Мисс Тейлор была возмущена до глубины души, так что даже не могла усидеть на месте. Она встала с табуретки, подошла к окну и прислонилась пылающим лицом к прохладному стеклу. Она чувствовала, как бешено колотится сердце, и с почти профессиональным интересом отметила, что у нее дрожат руки. Немного погодя она вернулась к постели больной.

— Не называйте ее доброй. Исполнительная, добросовестная, действующая из самых лучших побуждений, если хотите, но — не добрая. Если когда-нибудь вы встретите настоящую доброту, вы поймете разницу. На вашем месте я бы не беспокоилась, что радуюсь ее смерти. При таких обстоятельствах надо быть ненормальной, чтобы чувствовать иначе. Со временем вы сможете пожалеть и простить ее.

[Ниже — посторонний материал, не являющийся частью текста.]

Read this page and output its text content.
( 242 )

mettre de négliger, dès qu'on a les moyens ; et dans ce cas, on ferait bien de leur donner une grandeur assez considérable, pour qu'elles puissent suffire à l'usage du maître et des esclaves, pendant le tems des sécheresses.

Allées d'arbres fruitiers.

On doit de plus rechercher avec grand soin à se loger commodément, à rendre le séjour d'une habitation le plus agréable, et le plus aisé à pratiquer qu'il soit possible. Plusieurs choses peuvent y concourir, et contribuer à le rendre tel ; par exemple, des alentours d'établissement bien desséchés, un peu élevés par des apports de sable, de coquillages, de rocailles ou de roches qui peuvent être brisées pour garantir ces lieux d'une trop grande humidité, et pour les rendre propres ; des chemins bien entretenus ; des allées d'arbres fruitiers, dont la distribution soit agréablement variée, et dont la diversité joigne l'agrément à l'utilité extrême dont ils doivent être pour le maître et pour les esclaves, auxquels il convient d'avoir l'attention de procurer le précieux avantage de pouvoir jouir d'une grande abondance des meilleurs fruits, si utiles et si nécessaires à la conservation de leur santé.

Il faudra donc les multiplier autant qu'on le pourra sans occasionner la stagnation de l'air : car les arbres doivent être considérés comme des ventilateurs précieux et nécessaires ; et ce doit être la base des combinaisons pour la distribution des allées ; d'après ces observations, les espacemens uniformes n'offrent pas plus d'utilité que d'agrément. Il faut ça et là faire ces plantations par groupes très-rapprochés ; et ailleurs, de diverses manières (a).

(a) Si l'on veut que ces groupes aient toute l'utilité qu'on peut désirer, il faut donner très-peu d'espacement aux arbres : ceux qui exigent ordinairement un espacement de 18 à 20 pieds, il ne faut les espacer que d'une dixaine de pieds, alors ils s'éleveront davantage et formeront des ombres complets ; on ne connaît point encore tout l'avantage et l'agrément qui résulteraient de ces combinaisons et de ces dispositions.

— Но, сестра, это меня нужно прощать. Я воровка.

Не слышались ли в этом мазохистские нотки, упорствующее самобичевание прирожденной жертвы?

— Вы не воровка, — немедленно возразила мисс Тейлор. — Вы украли один раз: это совсем другое дело. У каждого из нас бывали в жизни такие поступки, за которые нам стыдно, и мы сожалеем о них. Просто вы узнали кое-что про себя, узнали, что можете совершить, и это поколебало вашу уверенность в себе. И теперь вам придется жить, зная это. Мы начинаем понимать и прощать других людей только тогда, когда научимся понимать и прощать самих себя. Вы никогда больше не украдете. Я это знаю, и вы тоже. Но вы украли однажды. Вы способны украсть. Осознание этого спасет вас от чрезмерного самодовольства и самоуспокоенности. Это поможет вам стать гораздо более терпимым и отзывчивым человеком и очень хорошей медсестрой. Но только если вы не будете постоянно подогревать в себе чувство вины и мучиться угрызениями совести. Можно смаковать эти переживания, но они не помогут ни вам, ни кому-либо другому.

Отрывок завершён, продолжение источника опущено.